"His Excellency Monsieur l'Abbé Reverend, the French Envoy, desires an audience."

This announcement again filled Apafi with embarrassment. He drew Teleki aside and whispered in his ear—

"I will not, I cannot receive him. Go out and speak to him yourself, and explain how matters stand." And with that he hastily quitted the reception-room, delighted at having this time shifted the difficulty on to Teleki's shoulders; but he remained listening at the door to find out whether there would be any violent explosion behind his back.

And an explosion there certainly was, though not of a particularly terrifying character.

The Prince heard Teleki burst into a jovial peal of laughter, whereupon all the gentlemen present with one accord followed his example, just as if they were taking part in some intensely amusing diversion.

"It must indeed be a very peculiar phenomenon which extorts such extravagant merriment from these sour-faced gentry," thought Apafi, and he half opened the door—he could not quite open it, because learned Master Passai, ordinarily a miracle of gravity, had so given himself up to mirth that he was forced to lean back against the Prince's cabinet.

"Let me come in, Master Passai!" cried the inquisitive Prince, and succeeding shortly afterwards in opening the door, the cause of the general mirth was immediately obvious to him.
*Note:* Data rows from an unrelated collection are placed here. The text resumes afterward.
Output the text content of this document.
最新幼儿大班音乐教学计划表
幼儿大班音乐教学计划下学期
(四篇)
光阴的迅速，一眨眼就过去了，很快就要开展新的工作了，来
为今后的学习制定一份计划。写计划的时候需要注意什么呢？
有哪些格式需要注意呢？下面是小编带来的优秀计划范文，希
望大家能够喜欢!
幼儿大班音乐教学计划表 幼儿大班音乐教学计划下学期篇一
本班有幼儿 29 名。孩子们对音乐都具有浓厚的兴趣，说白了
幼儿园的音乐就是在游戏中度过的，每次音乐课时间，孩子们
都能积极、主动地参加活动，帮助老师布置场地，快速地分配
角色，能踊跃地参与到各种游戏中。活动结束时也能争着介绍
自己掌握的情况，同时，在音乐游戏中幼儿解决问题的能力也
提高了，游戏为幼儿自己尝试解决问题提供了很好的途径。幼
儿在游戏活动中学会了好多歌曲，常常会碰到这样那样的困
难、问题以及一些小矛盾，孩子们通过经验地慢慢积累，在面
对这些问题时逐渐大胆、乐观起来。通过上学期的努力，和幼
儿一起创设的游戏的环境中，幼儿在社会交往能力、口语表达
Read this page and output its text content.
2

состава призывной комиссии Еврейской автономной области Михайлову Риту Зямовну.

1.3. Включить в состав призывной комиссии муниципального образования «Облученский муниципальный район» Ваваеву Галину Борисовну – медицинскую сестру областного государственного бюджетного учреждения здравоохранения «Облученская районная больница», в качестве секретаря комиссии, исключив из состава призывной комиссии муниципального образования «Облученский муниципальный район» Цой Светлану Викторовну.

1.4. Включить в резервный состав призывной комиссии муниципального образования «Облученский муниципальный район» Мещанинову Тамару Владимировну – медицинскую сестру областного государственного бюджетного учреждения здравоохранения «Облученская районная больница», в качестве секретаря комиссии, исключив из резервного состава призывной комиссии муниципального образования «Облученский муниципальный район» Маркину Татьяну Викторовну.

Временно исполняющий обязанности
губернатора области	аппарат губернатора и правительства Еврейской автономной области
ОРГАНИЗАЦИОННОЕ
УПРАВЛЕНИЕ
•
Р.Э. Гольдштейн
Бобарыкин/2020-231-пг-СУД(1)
The Abbé Reverend stood in the centre of the room in full Hungarian costume. A more comical figure was scarcely conceivable.
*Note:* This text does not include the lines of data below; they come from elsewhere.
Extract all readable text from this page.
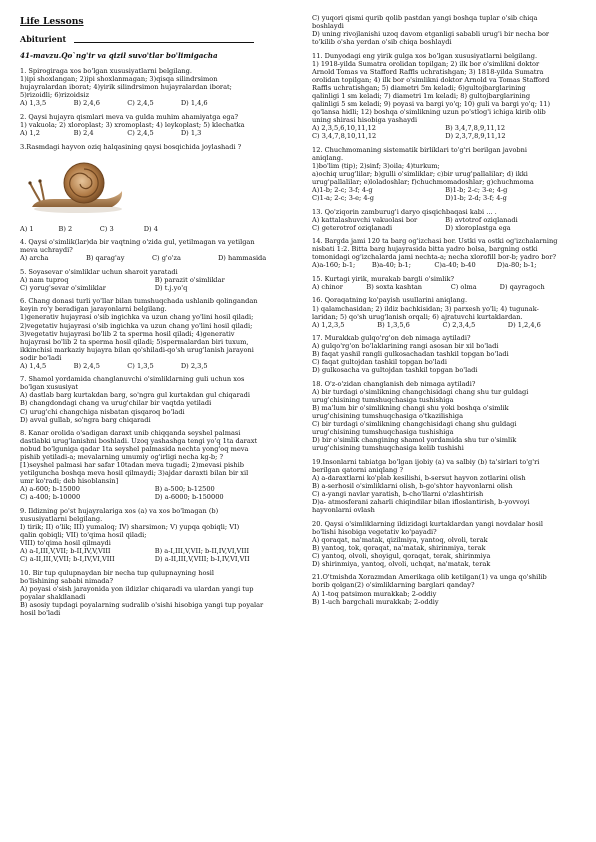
Life Lessons
Abiturient
41-mavzu.Qo`ng'ir va qizil suvo'tlar bo'limigacha

1. Spirogiraga xos bo'lgan xususiyatlarni belgilang.

1)ipi shoxlangan; 2)ipi shoxlanmagan; 3)qisqa silindrsimon

hujayralardan iborat; 4)yirik silindrsimon hujayralardan iborat;

5)rizoidli; 6)rizoidsiz

A) 1,3,5	B) 2,4,6	C) 2,4,5	D) 1,4,6

2. Qaysi hujayra qismlari meva va gulda muhim ahamiyatga ega?

1) vakuola; 2) xloroplast; 3) xromoplast; 4) leykoplast; 5) klechatka

A) 1,2	B) 2,4	C) 2,4,5	D) 1,3

3.Rasmdagi hayvon oziq halqasining qaysi bosqichida joylashadi ?

A) 1	B) 2	C) 3	D) 4

4. Qaysi o'simlik(lar)da bir vaqtning o'zida gul, yetilmagan va yetilgan

meva uchraydi?

A) archa	B) qarag'ay	C) g'o'za	D) hammasida

5. Soyasevar o'simliklar uchun sharoit yaratadi

A) nam tuproq	B) parazit o'simliklar
C) yorug'sevar o'simliklar	D) t.j.yo'q

6. Chang donasi turli yo'llar bilan tumshuqchada ushlanib qolingandan

keyin ro'y beradigan jarayonlarni belgilang.

1)generativ hujayrasi o'sib ingichka va uzun chang yo'lini hosil qiladi;

2)vegetativ hujayrasi o'sib ingichka va uzun chang yo'lini hosil qiladi;

3)vegetativ hujayrasi bo'lib 2 ta sperma hosil qiladi; 4)generativ

hujayrasi bo'lib 2 ta sperma hosil qiladi; 5)spermalardan biri tuxum,

ikkinchisi markaziy hujayra bilan qo'shiladi-qo'sh urug'lanish jarayoni

sodir bo'ladi

A) 1,4,5	B) 2,4,5	C) 1,3,5	D) 2,3,5

7. Shamol yordamida changlanuvchi o'simliklarning guli uchun xos

bo'lgan xususiyat

A) dastlab barg kurtakdan barg, so'ngra gul kurtakdan gul chiqaradi

B) changdondagi chang va urug'chilar bir vaqtda yetiladi

C) urug'chi changchiga nisbatan qisqaroq bo'ladi

D) avval gullab, so'ngra barg chiqaradi

8. Kanar orolida o'sadigan daraxt unib chiqqanda seyshel palmasi

dastlabki urug'lanishni boshladi. Uzoq yashashga tengi yo'q 1ta daraxt

nobud bo'lguniga qadar 1ta seyshel palmasida nechta yong'oq meva

pishib yetiladi-a; mevalarning umumiy og'irligi necha kg-b; ?

[1)seyshel palmasi har safar 10tadan meva tugadi; 2)mevasi pishib

yetilguncha boshqa meva hosil qilmaydi; 3)ajdar daraxti bilan bir xil

umr ko'radi; deb hisoblansin]

A) a-600; b-15000	B) a-500; b-12500
C) a-400; b-10000	D) a-6000; b-150000

9. Ildizning po'st hujayralariga xos (a) va xos bo'lmagan (b)

xususiyatlarni belgilang.

I) tirik; II) o'lik; III) yumaloq; IV) sharsimon; V) yupqa qobiqli; VI)

qalin qobiqli; VII) to'qima hosil qiladi;

VIII) to'qima hosil qilmaydi

A) a-I,III,V,VII; b-II,IV,V,VIII	B) a-I,III,V,VII; b-II,IV,VI,VIII
C) a-II,III,V,VII; b-I,IV,VI,VIII	D) a-II,III,V,VIII; b-I,IV,VI,VII

10. Bir tup qulupnaydan bir necha tup qulupnayning hosil

bo'lishining sababi nimada?

A) poyasi o'sish jarayonida yon ildizlar chiqaradi va ulardan yangi tup

poyalar shakllanadi

B) asosiy tupdagi poyalarning sudralib o'sishi hisobiga yangi tup poyalar

hosil bo'ladi

C) yuqori qismi qurib qolib pastdan yangi boshqa tuplar o'sib chiqa

boshlaydi

D) uning rivojlanishi uzoq davom etganligi sababli urug'i bir necha bor

to'kilib o'sha yerdan o'sib chiqa boshlaydi

11. Dunyodagi eng yirik gulga xos bo'lgan xususiyatlarni belgilang.

1) 1918-yilda Sumatra orolidan topilgan; 2) ilk bor o'simlikni doktor

Arnold Tomas va Stafford Raffls uchratishgan; 3) 1818-yilda Sumatra

orolidan topilgan; 4) ilk bor o'simlikni doktor Arnold va Tomas Stafford

Raffls uchratishgan; 5) diametri 5m keladi; 6)gultojbarglarining

qalinligi 1 sm keladi; 7) diametri 1m keladi; 8) gultojbarglarining

qalinligi 5 sm keladi; 9) poyasi va bargi yo'q; 10) guli va bargi yo'q; 11)

qo'lansa hidli; 12) boshqa o'simlikning uzun po'stlog'i ichiga kirib olib

uning shirasi hisobiga yashaydi

A) 2,3,5,6,10,11,12	B) 3,4,7,8,9,11,12
C) 3,4,7,8,10,11,12	D) 2,3,7,8,9,11,12

12. Chuchmomaning sistematik birliklari to'g'ri berilgan javobni

aniqlang.

1)bo'lim (tip); 2)sinf; 3)oila; 4)turkum;

a)ochiq urug'lilar; b)gulli o'simliklar; c)bir urug'pallalilar; d) ikki

urug'pallalilar; e)loladoshlar; f)chuchmomadoshlar; g)chuchmoma

A)1-b; 2-c; 3-f; 4-g	B)1-b; 2-c; 3-e; 4-g
C)1-a; 2-c; 3-e; 4-g	D)1-b; 2-d; 3-f; 4-g

13. Qo'ziqorin zamburug'i daryo qisqichbaqasi kabi ... .

A) kattalashuvchi vakuolasi bor	B) avtotrof oziqlanadi
C) geterotrof oziqlanadi	D) xloroplastga ega

14. Bargda jami 120 ta barg og'izchasi bor. Ustki va ostki og'izchalarning

nisbati 1:2. Bitta barg hujayrasida bitta yadro bolsa, bargning ostki

tomonidagi og'izchalarda jami nechta-a; necha xlorofill bor-b; yadro bor?

A)a-160; b-1;	B)a-40; b-1;	C)a-40; b-40	D)a-80; b-1;

15. Kurtagi yirik, murakab bargli o'simlik?

A) chinor	B) soxta kashtan	C) olma	D) qayragoch

16. Qoraqatning ko'payish usullarini aniqlang.

1) qalamchasidan; 2) ildiz bachkisidan; 3) parxesh yo'li; 4) tugunak-

laridan; 5) qo'sh urug'lanish orqali; 6) ajratuvchi kurtaklardan.

A) 1,2,3,5	B) 1,3,5,6	C) 2,3,4,5	D) 1,2,4,6

17. Murakkab gulqo'rg'on deb nimaga aytiladi?

A) gulqo'rg'on bo'laklarining rangi asosan bir xil bo'ladi

B) faqat yashil rangli gulkosachadan tashkil topgan bo'ladi

C) faqat gultojdan tashkil topgan bo'ladi

D) gulkosacha va gultojdan tashkil topgan bo'ladi

18. O'z-o'zidan changlanish deb nimaga aytiladi?

A) bir turdagi o'simlikning changchisidagi chang shu tur guldagi

urug'chisining tumshuqchasiga tushishiga

B) ma'lum bir o'simlikning changi shu yoki boshqa o'simlik

urug'chisining tumshuqchasiga o'tkazilishiga

C) bir turdagi o'simlikning changchisidagi chang shu guldagi

urug'chisining tumshuqchasiga tushishiga

D) bir o'simlik changining shamol yordamida shu tur o'simlik

urug'chisining tumshuqchasiga kelib tushishi

19.Insonlarni tabiatga bo'lgan ijobiy (a) va salbiy (b) ta'sirlari to'g'ri

berilgan qatorni aniqlang ?

A) a-daraxtlarni ko'plab kesilishi, b-sersut hayvon zotlarini olish

B) a-serhosil o'simliklarni olish, b-go'shtor hayvonlarni olish

C) a-yangi navlar yaratish, b-cho'llarni o'zlashtirish

D)a- atmosferani zaharli chiqindilar bilan ifloslantirish, b-yovvoyi

hayvonlarni ovlash

20. Qaysi o'simliklarning ildizidagi kurtaklardan yangi novdalar hosil

bo'lishi hisobiga vegetativ ko'payadi?

A) qoraqat, na'matak, qizilmiya, yantoq, olvoli, terak

B) yantoq, tok, qoraqat, na'matak, shirinmiya, terak

C) yantoq, olvoli, shoyigul, qoraqat, terak, shirinmiya

D) shirinmiya, yantoq, olvoli, uchqat, na'matak, terak

21.O'tmishda Xorazmdan Amerikaga olib ketilgan(1) va unga qo'shilib

borib qolgan(2) o'simliklarning barglari qanday?

A) 1-toq patsimon murakkab; 2-oddiy

B) 1-uch bargchali murakkab; 2-oddiy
The worthy gentleman, who rejoiced in the possession of a really redoubtable corporation, standing there, clean shaven and benignly smiling, presented an amiably ludicrous figure, of which only an Hungarian, or one who knows what a severe criterion of the human figure the tight-fitting Magyar costume really is, can form any idea. Add to this that the worthy Frenchman, in his stiff hose and spurred jack-boots, moved about as gingerly as if he feared every moment to fall on his nose. He had also forgotten to buckle on his girdle, which lent a peculiar quaintness to his general get-up, and his long bag-wig, in which he looked like a lion, was surmounted by a tiny round cap from which waved a gigantic heron plume.

Apafi did not see why he too should not smile when the others laughed.